Since I plan on taking evening courses, I have started a bit early by going through the codebase, submitting some pull requests for small issues, written an initial draft of the wiki and talking to Juha Nurmi. During the summer, I plan to take evening courses for my degree. Other than this, I will be able to work on GSoC full-time. The way summer courses work at my university is that there is 2 semesters: the first from May to June and the second from July to August. The exam period for the first semester is from June 26 to 30 and for the second is from August 15 to 18. The exact dates of my exams have not been posted yet. When I get them, I will inform my mentor. For the first semester, I will have lectures on Mondays and Wednesdays from 6 pm to 9 pm. For the second semester, I will have lectures from Monday to Thursday from 6 pm to 9 pm. If any extra time is need, I will use the weekends for any extra work that needs to be done. I have also dedicated a part of my time during GSoC for catching up.
In order to let everyone know about my progress, I will be posting weekly to the mailing list and will be using Github to keep track of commits. If there are any questions, I will be available on IRC and you can send me e-mails.
I do not have any previous GSoC experiences. I am also not applying to any other organizations.
My project will require maintenance and in order to keep up with the tactics that websites with inappropriate content come up with, I will need to stay up to speed with how to improve the algorithm for backlisting. As for the wiki and support pages, I will update accordingly whenever I get feedback about them. As we gather more user feedback, we can determine the most useful and easiest advanced search options to integrate into Ahmia.I will also continue working on how we can anonymously gather data and report these numbers in a an approachable way. I am also considering becoming a mentor for GSoC 2018.

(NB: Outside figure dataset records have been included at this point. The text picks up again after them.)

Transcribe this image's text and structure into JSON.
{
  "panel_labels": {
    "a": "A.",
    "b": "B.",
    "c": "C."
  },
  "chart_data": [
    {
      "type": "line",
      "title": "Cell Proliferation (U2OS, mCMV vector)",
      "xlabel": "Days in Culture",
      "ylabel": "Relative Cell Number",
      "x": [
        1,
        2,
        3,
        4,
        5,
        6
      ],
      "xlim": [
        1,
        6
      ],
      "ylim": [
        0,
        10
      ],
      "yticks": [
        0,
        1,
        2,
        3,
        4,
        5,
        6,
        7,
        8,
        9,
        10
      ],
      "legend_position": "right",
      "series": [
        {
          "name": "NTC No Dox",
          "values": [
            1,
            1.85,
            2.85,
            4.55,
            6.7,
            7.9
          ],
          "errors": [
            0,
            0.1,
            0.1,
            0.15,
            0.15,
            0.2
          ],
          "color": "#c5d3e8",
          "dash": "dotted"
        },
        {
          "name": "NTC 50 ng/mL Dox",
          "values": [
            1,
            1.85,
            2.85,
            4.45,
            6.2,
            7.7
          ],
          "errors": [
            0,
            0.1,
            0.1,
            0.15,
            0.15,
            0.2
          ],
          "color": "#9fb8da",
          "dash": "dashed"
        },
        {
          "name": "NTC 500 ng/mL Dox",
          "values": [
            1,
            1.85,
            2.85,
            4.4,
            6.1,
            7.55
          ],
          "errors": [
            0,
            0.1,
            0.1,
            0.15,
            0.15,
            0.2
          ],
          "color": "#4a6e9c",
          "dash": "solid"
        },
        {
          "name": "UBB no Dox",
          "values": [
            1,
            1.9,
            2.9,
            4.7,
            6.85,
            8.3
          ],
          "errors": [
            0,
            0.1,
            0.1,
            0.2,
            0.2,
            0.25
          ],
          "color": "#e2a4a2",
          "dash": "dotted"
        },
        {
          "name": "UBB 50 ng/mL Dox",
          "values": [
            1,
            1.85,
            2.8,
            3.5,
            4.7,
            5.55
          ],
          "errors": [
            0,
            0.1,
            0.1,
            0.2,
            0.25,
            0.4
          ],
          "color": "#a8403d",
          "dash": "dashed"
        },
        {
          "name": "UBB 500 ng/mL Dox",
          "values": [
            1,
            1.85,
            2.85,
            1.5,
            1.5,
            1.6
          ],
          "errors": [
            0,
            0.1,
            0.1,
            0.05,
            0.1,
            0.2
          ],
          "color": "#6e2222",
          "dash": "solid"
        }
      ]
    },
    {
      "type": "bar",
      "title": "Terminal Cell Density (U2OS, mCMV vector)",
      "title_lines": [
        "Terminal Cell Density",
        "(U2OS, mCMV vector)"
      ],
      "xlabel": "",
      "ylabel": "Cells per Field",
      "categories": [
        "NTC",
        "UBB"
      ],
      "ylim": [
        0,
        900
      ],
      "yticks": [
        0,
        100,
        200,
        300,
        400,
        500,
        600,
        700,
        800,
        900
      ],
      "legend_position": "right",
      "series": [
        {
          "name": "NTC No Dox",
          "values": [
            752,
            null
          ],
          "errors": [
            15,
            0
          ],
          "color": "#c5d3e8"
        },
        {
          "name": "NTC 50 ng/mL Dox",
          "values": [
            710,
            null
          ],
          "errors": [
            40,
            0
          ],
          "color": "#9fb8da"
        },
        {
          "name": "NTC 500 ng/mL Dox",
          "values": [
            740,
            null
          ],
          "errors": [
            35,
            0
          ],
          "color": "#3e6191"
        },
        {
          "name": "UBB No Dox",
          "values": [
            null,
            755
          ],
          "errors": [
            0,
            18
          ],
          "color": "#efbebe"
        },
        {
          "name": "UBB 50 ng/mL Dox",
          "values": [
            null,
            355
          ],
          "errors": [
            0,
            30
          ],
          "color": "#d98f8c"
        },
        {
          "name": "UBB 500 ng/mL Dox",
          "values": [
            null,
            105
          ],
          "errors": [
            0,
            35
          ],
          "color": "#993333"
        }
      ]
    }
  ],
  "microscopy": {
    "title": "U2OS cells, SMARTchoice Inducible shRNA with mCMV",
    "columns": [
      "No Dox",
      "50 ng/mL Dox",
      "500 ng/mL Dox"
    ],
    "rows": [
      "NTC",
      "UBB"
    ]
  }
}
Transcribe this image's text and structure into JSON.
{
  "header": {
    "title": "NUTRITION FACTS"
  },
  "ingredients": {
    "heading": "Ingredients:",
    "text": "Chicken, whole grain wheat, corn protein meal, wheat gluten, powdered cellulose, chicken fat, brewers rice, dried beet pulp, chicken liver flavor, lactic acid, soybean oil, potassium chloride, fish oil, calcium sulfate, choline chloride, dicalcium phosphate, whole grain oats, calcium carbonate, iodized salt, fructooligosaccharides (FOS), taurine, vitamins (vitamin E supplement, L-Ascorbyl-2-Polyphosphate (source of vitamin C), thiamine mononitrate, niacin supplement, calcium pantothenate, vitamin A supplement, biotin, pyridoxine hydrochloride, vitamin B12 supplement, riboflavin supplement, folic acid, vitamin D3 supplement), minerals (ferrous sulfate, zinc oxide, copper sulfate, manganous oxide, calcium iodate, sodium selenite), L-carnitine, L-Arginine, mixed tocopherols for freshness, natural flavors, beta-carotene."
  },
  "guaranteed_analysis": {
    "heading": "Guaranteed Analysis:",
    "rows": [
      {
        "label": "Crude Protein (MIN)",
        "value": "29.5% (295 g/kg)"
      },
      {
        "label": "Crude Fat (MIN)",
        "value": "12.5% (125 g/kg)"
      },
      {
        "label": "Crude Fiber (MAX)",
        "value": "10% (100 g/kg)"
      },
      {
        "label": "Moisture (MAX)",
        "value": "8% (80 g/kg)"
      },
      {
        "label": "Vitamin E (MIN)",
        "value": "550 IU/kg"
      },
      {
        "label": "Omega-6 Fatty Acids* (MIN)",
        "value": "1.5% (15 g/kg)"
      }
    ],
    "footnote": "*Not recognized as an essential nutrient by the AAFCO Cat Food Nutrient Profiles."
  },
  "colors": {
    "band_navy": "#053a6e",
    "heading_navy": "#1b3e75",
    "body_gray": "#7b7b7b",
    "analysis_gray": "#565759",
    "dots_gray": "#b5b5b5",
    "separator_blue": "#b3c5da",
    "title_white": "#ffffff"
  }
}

I would like to thank Juha Nurmi for helping with this application and for helping develop my ideas in accordance with the Ahmia Search Engine's goals. He's also been very helpful in helping me set up the development environment for working with Ahmia. I look forward to working with him throughout the summer. Thanks also to Ismael Riahi, who worked on the Ahmia search engine during GSoC last year, for giving me some advice and ideas for GSoC for this year. I would also like to thank everyone on the #tor-dev and #tor channels on IRC for helping develop my ideas, answering my questions and making me more knowledgeable about Tor and its challenges. I strongly believe that a user firendly search engine on the Tor network would encourage more people to use Tor. So, I would like to contribute to projects make Tor more accessible to the lay person. Moreover, I believe that mentorship is very important and that GSoC is a great initiative to bringing more people like me to work on open source projects.